Jon Jones' situation sheds light on the unequal relationship between the UFC and its fighters
- Jon Jones recently went on record to talk about how UFC is refusing to entertain his request
- Jon Jones revealed that the UFC is not willing to upgrade or renegotiate his contract despite promising to do so in past.
Jon Jones stands as the most dominant champion in the UFC today. With a record of 26-1 (1NC) and wins over the likes of Daniel Cormier, Mauricio Rua, and Ryan Badder, he has repeatedly proven that there isn't much competition to him in the light-heavyweight division. Such is his aura that a closely competed fight against Dominick Reyes is termed as a loss by a massive section of the fan base and him not securing a finish win in his last three fights is declared as a decline.
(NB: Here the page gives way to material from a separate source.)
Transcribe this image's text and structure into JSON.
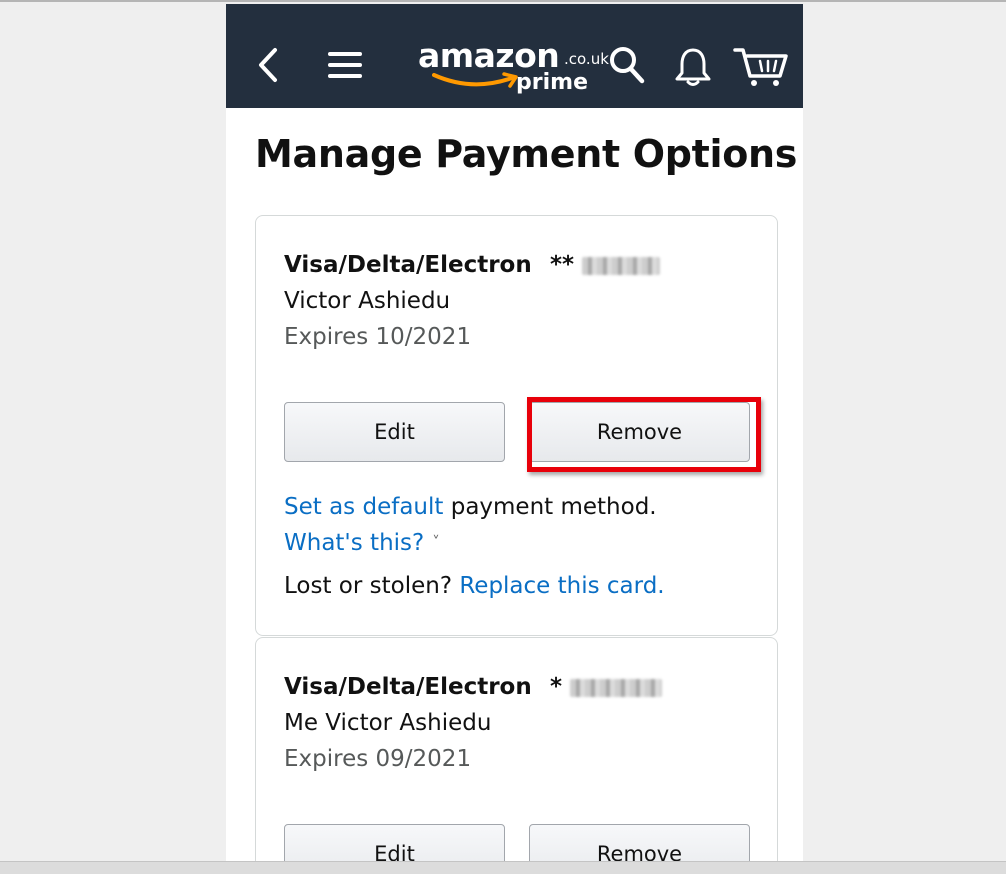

With this kind of control over the weight class, it isn't surprising that Jon Jones wanted to move up and capture a second title, something that's the trend of the season. However, in a recent interview with John Morgan, Jones revealed that the UFC is simply not allowing that move. He said,
"Honestly, I'm just in a spot where I'm shocked. I feel like the UFC have told me and my management team for years that if I ever wanted to reach a certain level in the sport and really get to a certain level of pay, that I had to take the really big fights, and I had to kind of step out of my comfort zone and be willing to take those megafights - and specifically, the heavyweight division. The UFC clearly told me that they would redo my contract the day I went heavyweight, and it would be a different deal, so I've always held that in my back pocket, that my goal is to fight at light heavyweight for a long time until I got to a place that I've got nothing else to prove, and then retire as a heavyweight with some real big fights – risk putting it all on the line against these guys that could cause some serious damage. Thursday, I found out that that's just simply not happening, and it's upsetting. I feel like someone's put a little bit of a limit on my ceiling."
The refusal to entertain Jon Jones and his request.
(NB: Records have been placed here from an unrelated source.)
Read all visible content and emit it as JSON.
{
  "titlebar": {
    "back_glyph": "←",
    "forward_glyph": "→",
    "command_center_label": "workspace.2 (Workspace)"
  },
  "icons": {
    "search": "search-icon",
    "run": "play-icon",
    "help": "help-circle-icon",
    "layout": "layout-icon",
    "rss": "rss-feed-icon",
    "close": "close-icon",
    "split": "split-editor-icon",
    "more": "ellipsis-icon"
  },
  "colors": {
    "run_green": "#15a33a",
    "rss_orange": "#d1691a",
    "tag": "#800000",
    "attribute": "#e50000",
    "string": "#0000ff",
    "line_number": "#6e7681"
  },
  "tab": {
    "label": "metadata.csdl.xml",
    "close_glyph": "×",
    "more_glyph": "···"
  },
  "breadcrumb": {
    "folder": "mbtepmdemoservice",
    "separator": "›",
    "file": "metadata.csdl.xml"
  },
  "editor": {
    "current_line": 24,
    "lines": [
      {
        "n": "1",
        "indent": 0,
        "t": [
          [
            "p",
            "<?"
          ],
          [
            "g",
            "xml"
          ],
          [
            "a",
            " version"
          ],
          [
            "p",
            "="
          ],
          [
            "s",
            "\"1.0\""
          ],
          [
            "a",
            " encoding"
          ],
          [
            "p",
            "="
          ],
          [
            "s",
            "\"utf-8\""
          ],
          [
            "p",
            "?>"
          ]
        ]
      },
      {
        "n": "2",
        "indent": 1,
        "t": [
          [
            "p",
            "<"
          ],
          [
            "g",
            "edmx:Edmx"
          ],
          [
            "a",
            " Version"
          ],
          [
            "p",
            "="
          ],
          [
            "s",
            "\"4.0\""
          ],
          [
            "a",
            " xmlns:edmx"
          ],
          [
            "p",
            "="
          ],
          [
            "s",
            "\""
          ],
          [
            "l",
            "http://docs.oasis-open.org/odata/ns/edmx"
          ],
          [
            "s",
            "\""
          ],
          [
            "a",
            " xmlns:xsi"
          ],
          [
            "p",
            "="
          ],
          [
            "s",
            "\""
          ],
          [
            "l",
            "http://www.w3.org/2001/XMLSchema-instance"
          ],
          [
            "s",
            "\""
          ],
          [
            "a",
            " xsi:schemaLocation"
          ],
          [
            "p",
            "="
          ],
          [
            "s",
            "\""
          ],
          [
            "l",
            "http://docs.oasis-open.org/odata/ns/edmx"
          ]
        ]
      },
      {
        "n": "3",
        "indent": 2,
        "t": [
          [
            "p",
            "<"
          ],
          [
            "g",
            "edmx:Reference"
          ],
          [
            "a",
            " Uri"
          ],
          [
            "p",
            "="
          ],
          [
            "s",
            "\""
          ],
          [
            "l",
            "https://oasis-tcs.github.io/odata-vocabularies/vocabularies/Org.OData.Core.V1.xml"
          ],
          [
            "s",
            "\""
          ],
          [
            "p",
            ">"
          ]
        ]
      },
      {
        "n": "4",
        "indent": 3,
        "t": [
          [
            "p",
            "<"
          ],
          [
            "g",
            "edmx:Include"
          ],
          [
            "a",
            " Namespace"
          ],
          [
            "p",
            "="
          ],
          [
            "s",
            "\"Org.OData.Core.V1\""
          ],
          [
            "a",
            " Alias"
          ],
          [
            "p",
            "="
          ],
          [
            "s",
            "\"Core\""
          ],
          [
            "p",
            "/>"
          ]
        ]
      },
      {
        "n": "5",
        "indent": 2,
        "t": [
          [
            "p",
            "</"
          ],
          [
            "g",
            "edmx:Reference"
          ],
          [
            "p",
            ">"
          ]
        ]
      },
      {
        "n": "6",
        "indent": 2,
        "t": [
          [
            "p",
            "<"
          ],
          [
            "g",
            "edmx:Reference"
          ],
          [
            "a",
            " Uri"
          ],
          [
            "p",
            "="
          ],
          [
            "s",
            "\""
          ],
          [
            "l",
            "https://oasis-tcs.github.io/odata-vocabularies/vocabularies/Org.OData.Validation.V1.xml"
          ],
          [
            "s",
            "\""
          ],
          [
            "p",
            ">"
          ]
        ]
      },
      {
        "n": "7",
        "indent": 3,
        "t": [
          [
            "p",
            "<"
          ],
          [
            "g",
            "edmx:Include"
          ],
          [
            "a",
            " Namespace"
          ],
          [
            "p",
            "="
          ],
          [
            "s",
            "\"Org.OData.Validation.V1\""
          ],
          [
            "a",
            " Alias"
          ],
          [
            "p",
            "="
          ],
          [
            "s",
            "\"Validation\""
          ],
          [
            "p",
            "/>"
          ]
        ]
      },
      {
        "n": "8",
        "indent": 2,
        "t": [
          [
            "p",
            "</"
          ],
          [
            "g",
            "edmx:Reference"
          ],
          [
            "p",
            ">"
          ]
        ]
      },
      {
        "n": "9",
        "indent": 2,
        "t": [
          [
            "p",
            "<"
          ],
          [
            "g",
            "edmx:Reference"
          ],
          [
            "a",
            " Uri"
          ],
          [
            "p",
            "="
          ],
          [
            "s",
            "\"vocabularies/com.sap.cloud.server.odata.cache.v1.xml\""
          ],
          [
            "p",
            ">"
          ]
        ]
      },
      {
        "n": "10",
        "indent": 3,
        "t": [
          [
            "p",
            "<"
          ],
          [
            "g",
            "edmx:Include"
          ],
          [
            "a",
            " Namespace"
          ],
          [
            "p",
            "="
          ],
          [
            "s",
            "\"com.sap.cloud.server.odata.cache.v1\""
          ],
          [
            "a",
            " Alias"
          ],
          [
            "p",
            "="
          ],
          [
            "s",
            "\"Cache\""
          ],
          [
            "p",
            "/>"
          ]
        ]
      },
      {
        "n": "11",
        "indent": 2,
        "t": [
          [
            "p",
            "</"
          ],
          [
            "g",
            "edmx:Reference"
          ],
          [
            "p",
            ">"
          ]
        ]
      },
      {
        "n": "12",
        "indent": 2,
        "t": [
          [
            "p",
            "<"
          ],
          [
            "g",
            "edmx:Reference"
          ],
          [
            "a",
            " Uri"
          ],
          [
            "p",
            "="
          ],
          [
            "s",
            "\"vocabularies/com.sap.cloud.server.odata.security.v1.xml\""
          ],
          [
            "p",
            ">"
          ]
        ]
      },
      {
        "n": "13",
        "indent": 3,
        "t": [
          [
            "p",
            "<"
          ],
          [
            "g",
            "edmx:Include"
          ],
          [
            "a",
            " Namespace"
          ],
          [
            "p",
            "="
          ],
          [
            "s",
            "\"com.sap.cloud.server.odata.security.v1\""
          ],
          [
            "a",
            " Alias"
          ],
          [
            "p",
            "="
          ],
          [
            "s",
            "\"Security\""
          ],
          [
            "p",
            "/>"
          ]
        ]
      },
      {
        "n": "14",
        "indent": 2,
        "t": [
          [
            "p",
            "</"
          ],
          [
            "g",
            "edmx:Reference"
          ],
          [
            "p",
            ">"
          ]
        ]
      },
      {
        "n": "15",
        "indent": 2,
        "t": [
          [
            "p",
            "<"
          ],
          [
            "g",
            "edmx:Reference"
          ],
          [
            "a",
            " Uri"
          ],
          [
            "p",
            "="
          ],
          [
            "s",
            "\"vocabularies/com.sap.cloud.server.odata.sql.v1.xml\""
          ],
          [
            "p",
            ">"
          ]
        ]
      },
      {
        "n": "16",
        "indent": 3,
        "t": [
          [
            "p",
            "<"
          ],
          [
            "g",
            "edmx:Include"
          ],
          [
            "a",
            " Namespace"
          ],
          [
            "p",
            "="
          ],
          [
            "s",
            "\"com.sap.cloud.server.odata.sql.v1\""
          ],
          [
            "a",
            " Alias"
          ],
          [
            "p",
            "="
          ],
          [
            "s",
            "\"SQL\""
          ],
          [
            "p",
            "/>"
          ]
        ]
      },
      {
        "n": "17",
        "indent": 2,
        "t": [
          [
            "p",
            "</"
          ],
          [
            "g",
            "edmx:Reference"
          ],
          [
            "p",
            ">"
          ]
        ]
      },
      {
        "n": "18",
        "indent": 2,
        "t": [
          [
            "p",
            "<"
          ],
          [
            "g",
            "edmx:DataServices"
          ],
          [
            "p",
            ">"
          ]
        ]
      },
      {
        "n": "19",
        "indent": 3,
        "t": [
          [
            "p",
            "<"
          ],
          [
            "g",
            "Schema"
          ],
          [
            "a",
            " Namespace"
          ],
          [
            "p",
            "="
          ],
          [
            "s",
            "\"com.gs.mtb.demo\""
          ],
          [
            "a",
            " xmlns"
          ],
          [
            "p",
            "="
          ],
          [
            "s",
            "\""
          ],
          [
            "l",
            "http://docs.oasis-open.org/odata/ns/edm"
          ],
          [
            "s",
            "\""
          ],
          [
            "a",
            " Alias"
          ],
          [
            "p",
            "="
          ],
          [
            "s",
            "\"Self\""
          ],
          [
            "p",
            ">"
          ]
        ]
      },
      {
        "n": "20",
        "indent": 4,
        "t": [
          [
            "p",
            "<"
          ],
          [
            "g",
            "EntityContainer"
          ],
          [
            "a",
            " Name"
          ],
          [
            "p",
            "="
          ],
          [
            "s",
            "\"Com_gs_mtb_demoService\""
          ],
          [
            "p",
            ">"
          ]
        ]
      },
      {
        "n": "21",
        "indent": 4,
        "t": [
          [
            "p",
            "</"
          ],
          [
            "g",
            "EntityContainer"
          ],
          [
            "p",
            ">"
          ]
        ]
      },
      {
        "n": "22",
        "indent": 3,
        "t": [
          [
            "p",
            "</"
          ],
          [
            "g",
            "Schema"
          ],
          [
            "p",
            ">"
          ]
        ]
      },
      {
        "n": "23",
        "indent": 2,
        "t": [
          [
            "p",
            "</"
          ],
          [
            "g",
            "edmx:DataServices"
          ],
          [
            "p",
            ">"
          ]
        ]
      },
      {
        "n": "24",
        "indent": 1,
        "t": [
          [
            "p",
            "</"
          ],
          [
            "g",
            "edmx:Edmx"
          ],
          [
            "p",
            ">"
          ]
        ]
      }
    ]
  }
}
In the same interview he went into detail revealed that the UFC simply refused to redo the contract despite promising to do so for years, they simply refused to listen. If Jones moves up it will definitely be a high-risk move for him. The heavyweight division is close to 60 pounds above Jones's current weight class, which is almost three weight classes. Which all of sudden makes his bewilderment very clear.
"Even if you didn't want to change my contract, the fact that they didn't want to sign me up for a one-fight deal to fight a guy that's 40 pounds bigger than me, the scariest dude on the planet – Francis Ngannou, the guy that nobody wants to fight, I'm willing to fight him while being smaller than him, and you're not going to pay me $1 more? You mean to tell me that this fight isn't worth anything more than me stepping in against a Jan Blachowicz? It's just insulting. Everyone would love to see me take this risk, and they offered me zero upside. They offered me absolutely zero upside."
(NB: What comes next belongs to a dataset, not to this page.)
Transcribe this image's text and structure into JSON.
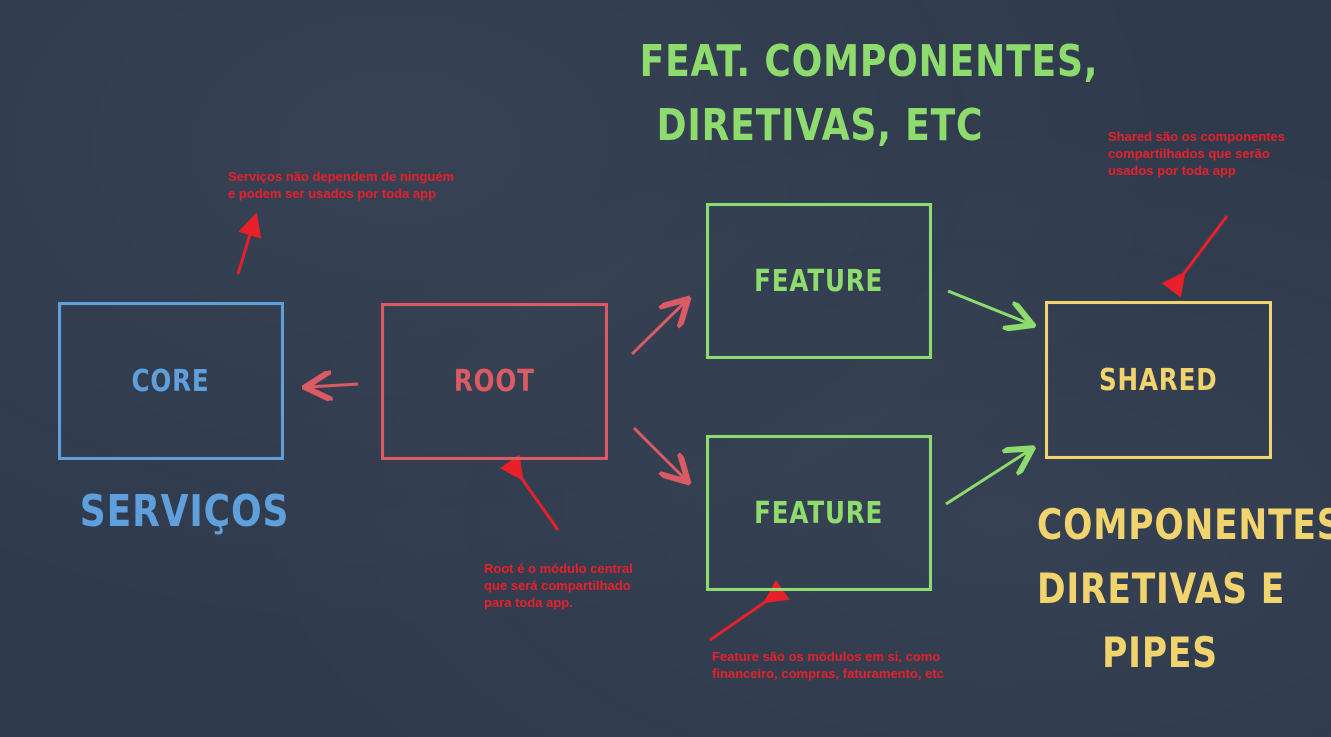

This entire saga yet again brings attention to a very prevalent problem with the way UFC functions and treats its fighters. Jon Jones is one of the greatest MMA fighters of all time and is someone who's achieved a lot in a very short span. If he wants to, he should totally get to fight superfights and get the money he deserves.
However, the UFC simply isn't ready to pay him and now the fight has come to a halt. Because Jon Jones asked for (justifiably) more money, the UFC simply blocked the match, and Jon Jones can do nothing about it. This situation explains why boxers earn more than MMA fighters, in Boxing promoters can't hold fighters at ransom like this and have to give fighters the pay they want.
The global domination that the UFC currently has puts it in a position of monopoly over the best fighters on the planet. Thus making it impossible for anyone to take head on the UFC. Hence when anyone not named McGregor nowadays asks for more money the UFC brass simply rejects the deal they bring on the table without any consideration.